Pooled blood, serum, and plasma were exposed to Cl₂ gas and NaOCl in vitro to produce QC materials for method development and validation. The calculated concentrations of Cl-Tyr and Cl₂-Tyr and the Cl-Tyr:Cl₂-Tyr ratio varied considerably among matrix, exposure concentrations, and exposure methods for these materials. Generally, the concentrations of Cl-Tyr and Cl₂-Tyr were two orders of magnitude higher in matrix with added NaOCl compared to matrix exposed to chlorine gas (normalized to % active chlorine). The concentration of Cl-Tyr exceeded that of Cl₂-Tyr for all samples indicating chlorine was consumed by other reactions and/or not in excess of available Tyr. Representative chromatograms for pooled serum before and after a 15 min exposure to 370 ppb Cl₂ are shown in Figure 2B and C, respectively. Low levels of Cl-Tyr were detected in the matrix pools prior to addition of Cl₂; this was later confirmed to be consistent with the convenience set of specimens from 200 individuals with no reported inflammatory disease. Cl₂-Tyr was not detected in the matrix pools prior to chlorine exposure.
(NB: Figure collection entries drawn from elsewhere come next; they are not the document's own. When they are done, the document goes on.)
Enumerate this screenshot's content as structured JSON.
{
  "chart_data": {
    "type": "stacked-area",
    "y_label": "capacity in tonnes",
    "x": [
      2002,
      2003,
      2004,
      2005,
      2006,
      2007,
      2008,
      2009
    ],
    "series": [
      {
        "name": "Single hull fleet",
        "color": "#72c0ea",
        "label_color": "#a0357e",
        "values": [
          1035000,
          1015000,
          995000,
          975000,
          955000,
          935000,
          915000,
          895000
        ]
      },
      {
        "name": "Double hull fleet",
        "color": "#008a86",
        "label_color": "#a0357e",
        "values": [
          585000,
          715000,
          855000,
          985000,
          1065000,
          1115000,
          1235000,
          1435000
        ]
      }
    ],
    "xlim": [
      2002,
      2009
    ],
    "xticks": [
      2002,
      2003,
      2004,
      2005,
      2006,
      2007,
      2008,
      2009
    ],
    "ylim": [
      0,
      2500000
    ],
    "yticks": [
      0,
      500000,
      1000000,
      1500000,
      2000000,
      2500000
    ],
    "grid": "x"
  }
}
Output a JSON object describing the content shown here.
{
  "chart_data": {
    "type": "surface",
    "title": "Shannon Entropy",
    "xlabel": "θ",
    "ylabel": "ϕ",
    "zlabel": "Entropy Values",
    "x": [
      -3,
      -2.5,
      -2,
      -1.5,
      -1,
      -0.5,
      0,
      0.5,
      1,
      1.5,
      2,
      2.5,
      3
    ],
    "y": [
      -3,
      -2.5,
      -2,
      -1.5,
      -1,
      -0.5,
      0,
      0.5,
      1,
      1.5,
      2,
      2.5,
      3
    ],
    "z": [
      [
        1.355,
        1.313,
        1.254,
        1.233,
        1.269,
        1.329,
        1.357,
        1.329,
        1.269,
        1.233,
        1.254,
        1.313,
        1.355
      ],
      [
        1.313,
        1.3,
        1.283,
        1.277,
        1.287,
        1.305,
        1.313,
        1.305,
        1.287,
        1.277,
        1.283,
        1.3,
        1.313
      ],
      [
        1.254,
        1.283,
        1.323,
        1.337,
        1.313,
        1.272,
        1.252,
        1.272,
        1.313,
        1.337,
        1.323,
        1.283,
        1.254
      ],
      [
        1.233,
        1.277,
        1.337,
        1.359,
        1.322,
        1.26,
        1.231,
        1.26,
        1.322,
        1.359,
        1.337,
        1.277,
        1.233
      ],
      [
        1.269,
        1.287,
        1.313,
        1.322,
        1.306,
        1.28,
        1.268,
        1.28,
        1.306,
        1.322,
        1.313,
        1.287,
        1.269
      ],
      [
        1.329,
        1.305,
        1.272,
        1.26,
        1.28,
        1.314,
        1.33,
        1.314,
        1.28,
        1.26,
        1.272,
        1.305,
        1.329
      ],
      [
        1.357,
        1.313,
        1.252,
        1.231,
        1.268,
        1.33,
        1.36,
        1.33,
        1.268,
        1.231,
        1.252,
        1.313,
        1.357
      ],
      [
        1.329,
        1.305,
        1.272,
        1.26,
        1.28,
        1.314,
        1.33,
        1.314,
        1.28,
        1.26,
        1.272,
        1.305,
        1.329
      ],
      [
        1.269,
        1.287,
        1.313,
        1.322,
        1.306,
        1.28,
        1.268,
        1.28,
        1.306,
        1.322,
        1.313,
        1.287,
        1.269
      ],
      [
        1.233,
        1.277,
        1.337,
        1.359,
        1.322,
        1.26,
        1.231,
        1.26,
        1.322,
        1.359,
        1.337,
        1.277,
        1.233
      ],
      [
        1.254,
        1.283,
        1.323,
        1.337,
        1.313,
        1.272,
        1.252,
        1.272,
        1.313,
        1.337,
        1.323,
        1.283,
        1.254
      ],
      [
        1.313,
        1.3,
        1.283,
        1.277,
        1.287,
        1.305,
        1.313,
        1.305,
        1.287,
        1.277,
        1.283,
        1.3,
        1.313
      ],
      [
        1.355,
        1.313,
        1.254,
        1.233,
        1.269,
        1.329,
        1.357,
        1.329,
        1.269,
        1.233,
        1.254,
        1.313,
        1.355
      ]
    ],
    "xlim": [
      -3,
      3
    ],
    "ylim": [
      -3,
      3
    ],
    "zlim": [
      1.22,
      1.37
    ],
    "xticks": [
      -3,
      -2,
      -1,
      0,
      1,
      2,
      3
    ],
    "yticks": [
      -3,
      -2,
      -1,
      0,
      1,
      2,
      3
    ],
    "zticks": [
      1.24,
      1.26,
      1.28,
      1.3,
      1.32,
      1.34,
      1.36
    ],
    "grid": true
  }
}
In vivo exposure studies in rats have previously indicated that Cl-Tyr and Cl₂-Tyr are readily observed in nasal tissue following 90 min exposure to 0.5–2.5 ppm chlorine gas (27). We simulated an acute Cl₂ exposure in human clinical specimens by combining NaOCl with excess HCl in a sealed chamber containing a separate vessel of serum, plasma, or blood. The samples were exposed to either 370 ppb, 670 ppb, or 2.02 ppm chlorine gas for 15 min and produced values of Cl-Tyr and Cl₂-Tyr well above those observed in the disease state samples. Cl-Tyr was measured at 593 ng/mL in plasma, 941 ng/mL in blood, and estimated at 2580 ng/mL in serum following exposure to 2.02 ppm Cl₂, a level associated with the onset of symptoms (2). Cl₂-Tyr was measured at 273 ng/mL in plasma, 223 ng/mL in blood, and 527 ng/mL in serum for the same samples. The average Cl-Tyr:Cl₂-Tyr ratio was 3.77 ± 1.40. Although these samples only represent a simulated exposure and cannot account for such variables as uptake and metabolism, we anticipate acute exposure to chlorine to produce levels of Cl-Tyr and Cl₂-Tyr that are readily distinguishable from healthy and chronic inflammatory disease specimens.